Productionize#

Configure#

After having set up ads opctl on your desired machine using ads opctl configure, you are ready to begin you anomaly detection applicaiton. At a bare minimum, you will need to provide the following details about the data:

  • Path to the input data (input_data)

  • Name of the Datetime column (datetime_column)

  • Name of the Target column (target_column)

These details exactly match the initial anomaly.yaml file generated by running ads operator init --type anomaly:

kind: operator
type: anomaly
version: v1
spec:
    datetime_column:
        name: Date
    input_data:
        url: data.csv
    target_column: target

Optionally, you are able to specify much more. The most common additions are:

  • Path to the validation data, which has all of the columns of the input_data plus an anomaly column. (validation_data)

  • Path to test data, in the event you want to evaluate the selected model on a test set (test_data)

  • List of column names that index different timeseries within the data, such as a product_ID or some other such series (target_category_columns)

  • Path to the output directory, where the operator will place the outliers.csv, report.html, and other artifacts produced from the run (output_directory)

An extensive list of parameters can be found in the YAML Schema section.

Run#

Once written, run the anomaly.yaml file:

ads operator run -f anomaly.yaml

Interpret Results#

The anomaly detection operator produces many output files: outliers.csv, report.html, and optionally inliers.csv.

We will go through each of these output files in turn.

outliers.csv

This file contains the entire historical dataset with the following columns:

  • Date: Time series data

  • Series: Categorical or numerical index

  • Target Column: Input data

  • Score: This will give a score from 0-1 of how anomalous a datapoint is

report.html

The report.html file is designed differently for each model type. Generally, it contains a summary of the input and validation data, a plot of the target from input data overlaid with red dots for anomalous values, analysis of the models used, and details about the model components.
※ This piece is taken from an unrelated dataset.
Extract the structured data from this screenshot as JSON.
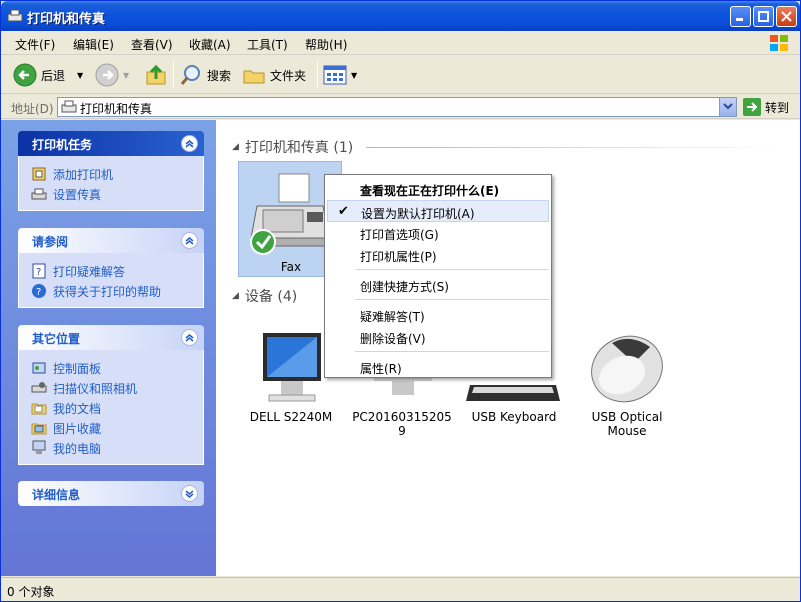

It also includes a receipt YAML file, providing a fully detailed version of the original anomaly.yaml file.

Metrics.csv

The metrics file includes relevant metrics calculated on the training set.

Examples#

Simple Example

The simplest yaml file is generated by the ads operator init --type anomaly and looks like the following:

kind: operator
type: anomaly
version: v1
spec:
    datetime_column:
        name: Date
    input_data:
        url: data.csv
    model: auto
    target_column: target

Typical Example

A typical anomaly detection application may have the following fields:

kind: operator
type: anomaly
version: v1
spec:
    input_data:
        connect_args:
            user: XXX
            password: YYY
            dsn: "localhost/orclpdb"
        sql: 'SELECT Series, Total, time FROM live_data'
    datetime_column:
        name: time
        format: "%H:%M:%S"
    model: "auto"
    output_directory:
        url: results
    target_category_columns:
        - Series
    target_column: Total
    test_data:
        url: oci://bucket@namespace/test_data.csv

Complex Example

The yaml can also be maximally stated as follows:

kind: operator
type: anomaly
version: v1
spec:
    input_data:
        connect_args:
            user: XXX
            password: YYY
            dsn: "localhost/orclpdb"
        sql: 'SELECT Store_ID, Sales, Date FROM live_data'
    validation_data:
        url: oci://bucket@namespace/additional_data.csv
        columns:
            - Date
            - Store_ID
            - v1
            - v3
            - v4
    output_directory:
        url: results
    test_data:
        url: test_data.csv
    target_category_columns:
        - Store_ID
    target_column: Sales
    datetime_column:
        format: "%d/%m/%y"
        name: Date
    model: automlx
    model_kwargs:
        time_budget: 100
    preprocessing: true
    generate_metrics: true
    generate_report: true
    metrics_filename: metrics.csv
    report_filename: report.html
    report_theme: light
    test_metrics_filename: test_metrics.csv